There is no problem with congruence between the early chapters of the Book of Romans and the statements Paul makes in other places (even in the sixth chapter of Romans) concerning the fact that spiritual death follows sinful behavior on the part of the Christian believer. If we as a believer practice the desires of our sinful nature we will not inherit the Kingdom of God.

But let us think about the term "inherit." There are many believers who have been and yet are in the Kingdom of God. This means they have been born again of Christ and have a portion of God's Spirit in them. This is what it means to be in the Spirit of God.

But if they do not nourish this new life by putting to death, through the Spirit, the deeds of their sinful nature, they will have this life removed from them and they will be sent into the outer darkness. From there they will be able to see the Kingdom of light and glory, but they will not inherit it.

Consider the following:

When Jesus heard this, he was astonished and said to those following him, "I tell you the truth, I have not found anyone in Israel with such great faith. I say to you that many will come from the east and the west, and will take their places at the feast with Abraham, Isaac and Jacob in the kingdom of heaven. But the subjects of the kingdom will be thrown outside, into the darkness, where there will be weeping and gnashing of teeth." (Matthew 8:10-12)

Notice that they were "the subjects of the kingdom." This means they were in the Kingdom. But they were thrown outside because they did not please the Lord.

The Son of Man will send out his angels, and they will weed out of his kingdom everything that causes sin and all who do evil. (Matthew 13:41)

Those who hold to the poisonous premise of which I spoke will declare it is impossible to be in the Kingdom of God and then thrown out. But the Scripture says otherwise.

I have been accused of preaching works, of saying that we have to earn our salvation by doing good works. I do not teach this.

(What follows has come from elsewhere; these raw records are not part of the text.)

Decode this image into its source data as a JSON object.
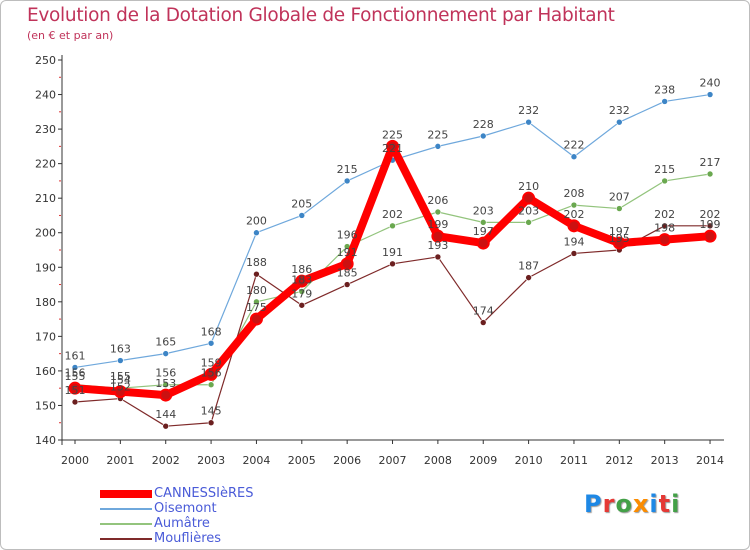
{
  "title": "Evolution de la Dotation Globale de Fonctionnement par Habitant",
  "subtitle": "(en € et par an)",
  "logo_text": "Proxiti",
  "logo_colors": [
    "#1e88e5",
    "#e53935",
    "#43a047",
    "#fb8c00",
    "#1e88e5",
    "#e53935",
    "#43a047"
  ],
  "chart_data": {
    "type": "line",
    "title": "Evolution de la Dotation Globale de Fonctionnement par Habitant",
    "subtitle": "(en € et par an)",
    "xlabel": "",
    "ylabel": "",
    "ylim": [
      140,
      250
    ],
    "yticks": [
      140,
      150,
      160,
      170,
      180,
      190,
      200,
      210,
      220,
      230,
      240,
      250
    ],
    "grid": false,
    "legend_position": "bottom-left",
    "x": [
      "2000",
      "2001",
      "2002",
      "2003",
      "2004",
      "2005",
      "2006",
      "2007",
      "2008",
      "2009",
      "2010",
      "2011",
      "2012",
      "2013",
      "2014"
    ],
    "series": [
      {
        "name": "CANNESSIèRES",
        "color": "#ff0000",
        "width": 8,
        "marker_color": "#cc1111",
        "marker_radius": 5.5,
        "values": [
          155,
          154,
          153,
          159,
          175,
          186,
          191,
          225,
          199,
          197,
          210,
          202,
          197,
          198,
          199
        ]
      },
      {
        "name": "Oisemont",
        "color": "#6fa8dc",
        "width": 1.2,
        "marker_color": "#3d85c6",
        "marker_radius": 3,
        "values": [
          161,
          163,
          165,
          168,
          200,
          205,
          215,
          221,
          225,
          228,
          232,
          222,
          232,
          238,
          240
        ]
      },
      {
        "name": "Aumâtre",
        "color": "#93c47d",
        "width": 1.2,
        "marker_color": "#6aa84f",
        "marker_radius": 3,
        "values": [
          156,
          155,
          156,
          156,
          180,
          183,
          196,
          202,
          206,
          203,
          203,
          208,
          207,
          215,
          217
        ]
      },
      {
        "name": "Mouflières",
        "color": "#7f2a2a",
        "width": 1.2,
        "marker_color": "#6b1f1f",
        "marker_radius": 3,
        "values": [
          151,
          152,
          144,
          145,
          188,
          179,
          185,
          191,
          193,
          174,
          187,
          194,
          195,
          202,
          202
        ]
      }
    ]
  }
}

It is true rather that the Kingdom of God itself is found in righteous behavior. The rule of God produces righteous behavior. We are not redeemed because we behave righteously, it is the power of the Divine redemption that produces righteous behavior.

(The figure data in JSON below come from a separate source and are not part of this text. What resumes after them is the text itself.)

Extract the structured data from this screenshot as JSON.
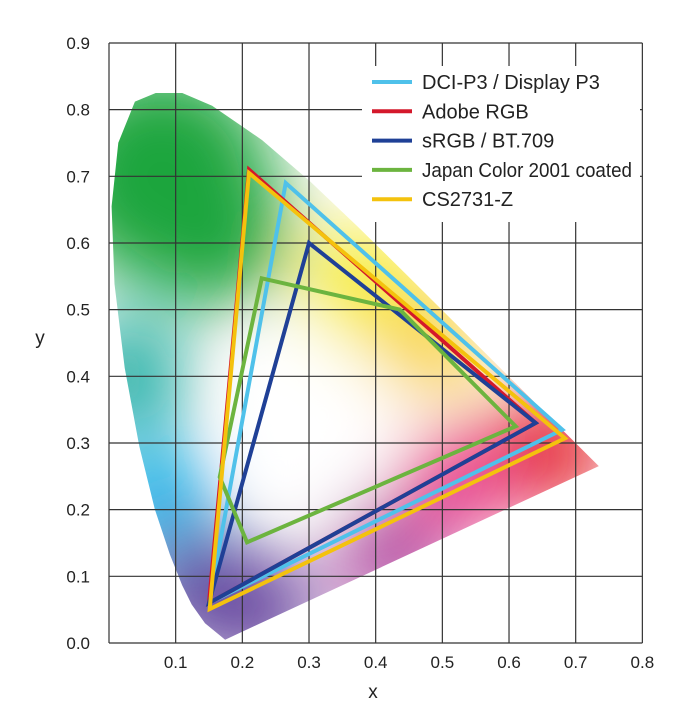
{
  "chart_data": {
    "type": "line",
    "title": "",
    "xlabel": "x",
    "ylabel": "y",
    "xlim": [
      0,
      0.8
    ],
    "ylim": [
      0,
      0.9
    ],
    "grid": true,
    "x_ticks": [
      "0.1",
      "0.2",
      "0.3",
      "0.4",
      "0.5",
      "0.6",
      "0.7",
      "0.8"
    ],
    "y_ticks": [
      "0.0",
      "0.1",
      "0.2",
      "0.3",
      "0.4",
      "0.5",
      "0.6",
      "0.7",
      "0.8",
      "0.9"
    ],
    "legend_position": "top-right",
    "spectral_locus": [
      [
        0.1741,
        0.005
      ],
      [
        0.144,
        0.0297
      ],
      [
        0.1241,
        0.0578
      ],
      [
        0.1096,
        0.0868
      ],
      [
        0.0913,
        0.1327
      ],
      [
        0.0687,
        0.2007
      ],
      [
        0.0454,
        0.295
      ],
      [
        0.0235,
        0.4127
      ],
      [
        0.0082,
        0.5384
      ],
      [
        0.0039,
        0.6548
      ],
      [
        0.0139,
        0.7502
      ],
      [
        0.0389,
        0.812
      ],
      [
        0.07,
        0.825
      ],
      [
        0.11,
        0.825
      ],
      [
        0.1547,
        0.8059
      ],
      [
        0.2296,
        0.7543
      ],
      [
        0.3016,
        0.6923
      ],
      [
        0.3731,
        0.6245
      ],
      [
        0.4441,
        0.5547
      ],
      [
        0.5125,
        0.4866
      ],
      [
        0.5752,
        0.4242
      ],
      [
        0.627,
        0.3725
      ],
      [
        0.6915,
        0.3083
      ],
      [
        0.7347,
        0.2653
      ]
    ],
    "series": [
      {
        "name": "DCI-P3 / Display P3",
        "color": "#4fc1ea",
        "points": [
          [
            0.68,
            0.32
          ],
          [
            0.265,
            0.69
          ],
          [
            0.15,
            0.06
          ]
        ]
      },
      {
        "name": "Adobe RGB",
        "color": "#d4182b",
        "points": [
          [
            0.64,
            0.33
          ],
          [
            0.21,
            0.71
          ],
          [
            0.15,
            0.06
          ]
        ]
      },
      {
        "name": "sRGB / BT.709",
        "color": "#1f4096",
        "points": [
          [
            0.64,
            0.33
          ],
          [
            0.3,
            0.6
          ],
          [
            0.15,
            0.06
          ]
        ]
      },
      {
        "name": "Japan Color 2001 coated",
        "color": "#6cb43f",
        "points": [
          [
            0.229,
            0.547
          ],
          [
            0.436,
            0.5
          ],
          [
            0.61,
            0.325
          ],
          [
            0.207,
            0.151
          ],
          [
            0.166,
            0.249
          ]
        ]
      },
      {
        "name": "CS2731-Z",
        "color": "#f4c20d",
        "points": [
          [
            0.684,
            0.307
          ],
          [
            0.21,
            0.705
          ],
          [
            0.151,
            0.051
          ]
        ]
      }
    ]
  }
}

To not be transformed morally means we are not living as we should in the Holy Spirit.

There is one fact we must understand: In order for redemption to take place, God must act and we must act. Redemption never is one-sided, in which God does everything or we do everything.

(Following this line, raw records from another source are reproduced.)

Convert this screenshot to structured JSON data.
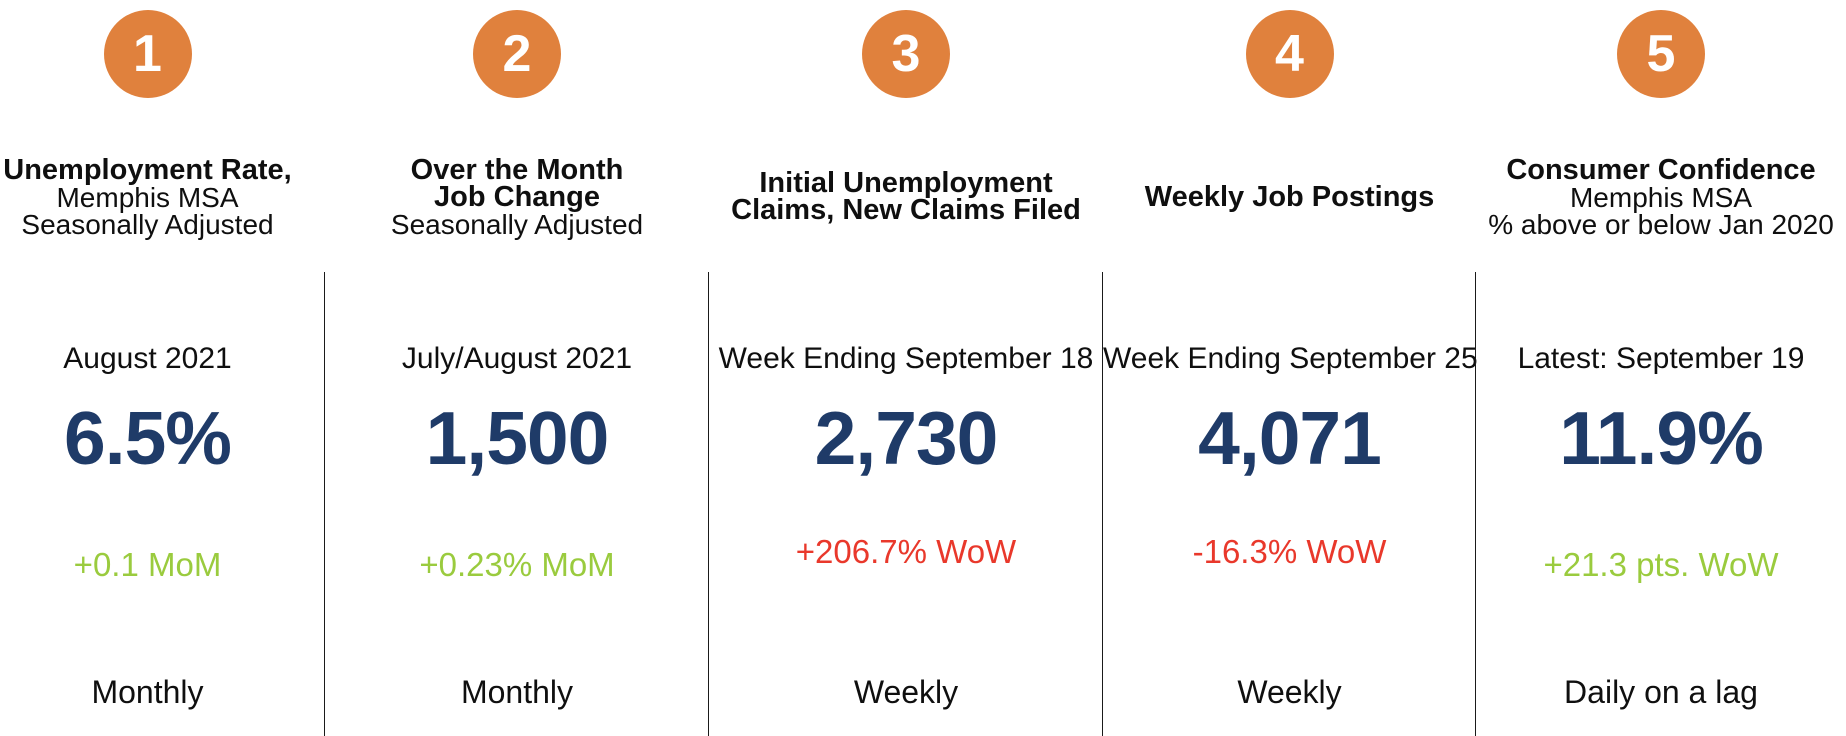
{
  "colors": {
    "badge_orange": "#E0813D",
    "value_navy": "#1F3B68",
    "positive_green": "#9ACB3E",
    "negative_red": "#E9382B",
    "text_black": "#0F0F0F"
  },
  "columns": [
    {
      "number": "1",
      "title_bold_1": "Unemployment Rate,",
      "title_bold_2": "",
      "subtitle_1": "Memphis MSA",
      "subtitle_2": "Seasonally Adjusted",
      "period": "August 2021",
      "value": "6.5%",
      "change": "+0.1 MoM",
      "change_direction": "positive",
      "frequency": "Monthly"
    },
    {
      "number": "2",
      "title_bold_1": "Over the Month",
      "title_bold_2": "Job Change",
      "subtitle_1": "Seasonally Adjusted",
      "subtitle_2": "",
      "period": "July/August 2021",
      "value": "1,500",
      "change": "+0.23% MoM",
      "change_direction": "positive",
      "frequency": "Monthly"
    },
    {
      "number": "3",
      "title_bold_1": "Initial Unemployment",
      "title_bold_2": "Claims, New Claims Filed",
      "subtitle_1": "",
      "subtitle_2": "",
      "period": "Week Ending September 18",
      "value": "2,730",
      "change": "+206.7% WoW",
      "change_direction": "negative",
      "frequency": "Weekly"
    },
    {
      "number": "4",
      "title_bold_1": "Weekly Job Postings",
      "title_bold_2": "",
      "subtitle_1": "",
      "subtitle_2": "",
      "period": "Week Ending September 25",
      "value": "4,071",
      "change": "-16.3% WoW",
      "change_direction": "negative",
      "frequency": "Weekly"
    },
    {
      "number": "5",
      "title_bold_1": "Consumer Confidence",
      "title_bold_2": "",
      "subtitle_1": "Memphis MSA",
      "subtitle_2": "% above or below Jan 2020",
      "period": "Latest: September 19",
      "value": "11.9%",
      "change": "+21.3 pts. WoW",
      "change_direction": "positive",
      "frequency": "Daily on a lag"
    }
  ],
  "chart_data": {
    "type": "table",
    "columns": [
      "number",
      "indicator",
      "detail",
      "period",
      "value",
      "change",
      "frequency"
    ],
    "rows": [
      [
        "1",
        "Unemployment Rate,",
        "Memphis MSA / Seasonally Adjusted",
        "August 2021",
        "6.5%",
        "+0.1 MoM",
        "Monthly"
      ],
      [
        "2",
        "Over the Month Job Change",
        "Seasonally Adjusted",
        "July/August 2021",
        "1,500",
        "+0.23% MoM",
        "Monthly"
      ],
      [
        "3",
        "Initial Unemployment Claims, New Claims Filed",
        "",
        "Week Ending September 18",
        "2,730",
        "+206.7% WoW",
        "Weekly"
      ],
      [
        "4",
        "Weekly Job Postings",
        "",
        "Week Ending September 25",
        "4,071",
        "-16.3% WoW",
        "Weekly"
      ],
      [
        "5",
        "Consumer Confidence",
        "Memphis MSA / % above or below Jan 2020",
        "Latest: September 19",
        "11.9%",
        "+21.3 pts. WoW",
        "Daily on a lag"
      ]
    ],
    "layout": {
      "orientation": "5 metric cards in a row",
      "grid": false,
      "legend": "none"
    }
  }
}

A careful reading of the New Testament will reveal the sovereign work that God does, and the works that we must do in order to benefit from the sovereign work of God. God simply will not permit us to be passive while He "saves" us. This is not scriptural.

Would we be Christ's disciple? We must deny ourselves, take up our cross, and follow Jesus. We must do this. God will help us if we ask Him; but if we do not deny ourselves, take up our cross, and follow Jesus at all times we are not a disciple.

The poisonous premise, that God sees we are unable to keep His commandments and therefore must be brought to Heaven by forgiveness (grace), ignores the help that God is offering the believer who will set out to overcome the world, the flesh, and his own self-will. It ignores the power of the new covenant, the power that produces new creations of righteous behavior and holy personality.

The poisonous premise is at the heart of much of today's theology, If is found in the footnotes of today's translations of the Bible. Without doubt it is the supreme deception presented by Satan, and may be the greatest misunderstanding in the history of mankind.

Shall we stand together and put the axe to this poison vine whenever we encounter its poisonous tentacles. It has brought about the destruction of the moral character of numerous believers in the United States. Many pastors look at pornography on the Internet. Many of their members practice the behaviors condemned so strongly by the Apostle Paul. The result shall be fierce judgment upon our country.

The new covenant forgives, and then transforms the individual into the image of the Lord Jesus Christ. Forgiveness based on belief, apart from character transformation, is not the Gospel of the Kingdom of God, but the evidence of the influence of the philosophy of Gnosticism on Christian thinking.